Lack of 33B models?
Hey hope all is well, I've been gone for a bit and I see you've been churning out an insane amount of models every day - yer nuts. :)
Anyway, wondering why is there a clear lack of 33B models coming out (in general)?
All I see now is either 70B which is unusable for most enthusiasts with 24GB VRAM and requires at least 48GB, or 7B/13B which are lower-end. The 33B seemed like a sweet spot that would fill the 24GB nicely and offer best of all worlds.

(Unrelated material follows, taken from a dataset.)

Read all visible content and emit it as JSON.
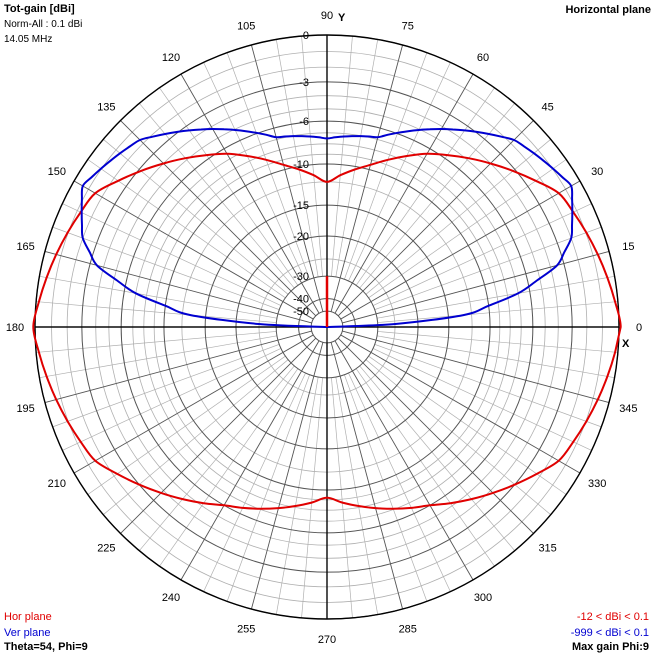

Sorry to post this into an unrelated model, but there's no contact point on HF to email you directly.
Thanks!
ggml versions of 70b works great with 24GB cards :D
I was thinking about that too. Does it mean you can put some layers on GPU and rely on the rest on multi core CPU? I would like the ability to experiment more on 30B+ models as well
Which model are you talking about because they are all over 24GB in size?

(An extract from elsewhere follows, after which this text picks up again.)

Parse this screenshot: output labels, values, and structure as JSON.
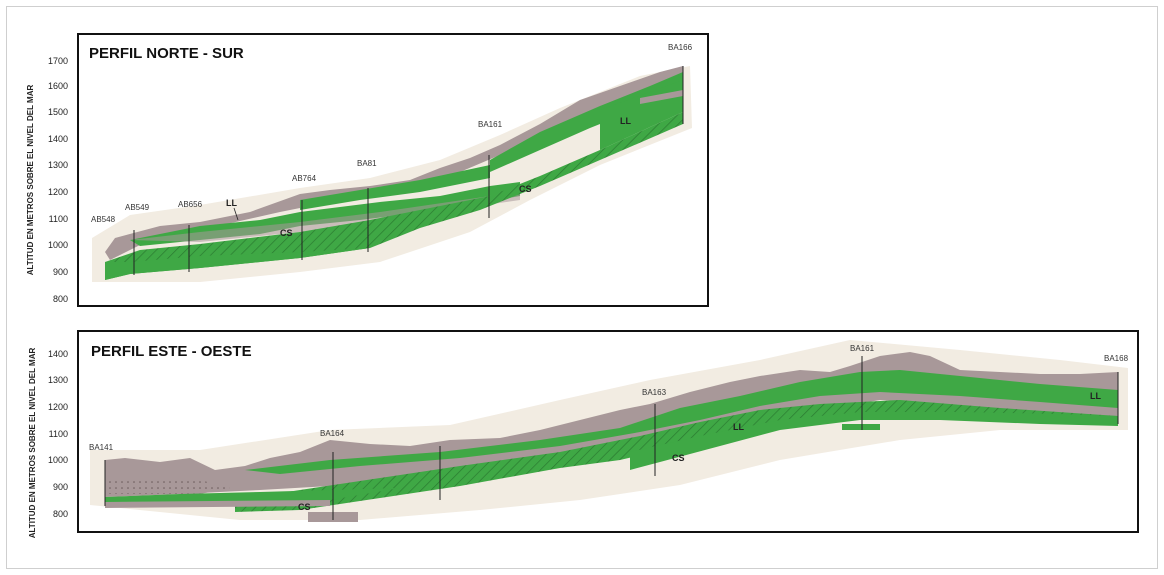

Unless you have multiple 3090s or you do not load all of the layers, I don't see how would you be content with a 70B model at 5-6 t/s considering smaller models produce 50+ t/s
Of course ggml format I meant .
For instance q4km (mostly 15 bit weights) and 40 layers on GPU I have 2.5 t/s.
Something lower like 33B q4km ggml I have 30 t/s as all layers fit on rtx 3090.
But this is what I'm talking about - there aren't any 33B models out there lately, it's all either 13B or 70B.
IMHO 33B is the sweet spot for the 24GB VRAM cards (e.g. 3090) that most people could afford or find. The 48GB cards (A6000, etc) are at least 4-5x more expensive than a 3090.
But this is what I'm talking about - there aren't any 33B models out there lately, it's all either 13B or 70B.
IMHO 33B is the sweet spot for the 24GB VRAM cards (e.g. 3090) that most people could afford or find. The 48GB cards (A6000, etc) are at least 4-5x more expensive than a 3090.
because they're llama 2 based, which is only 7b, 13b and 70b.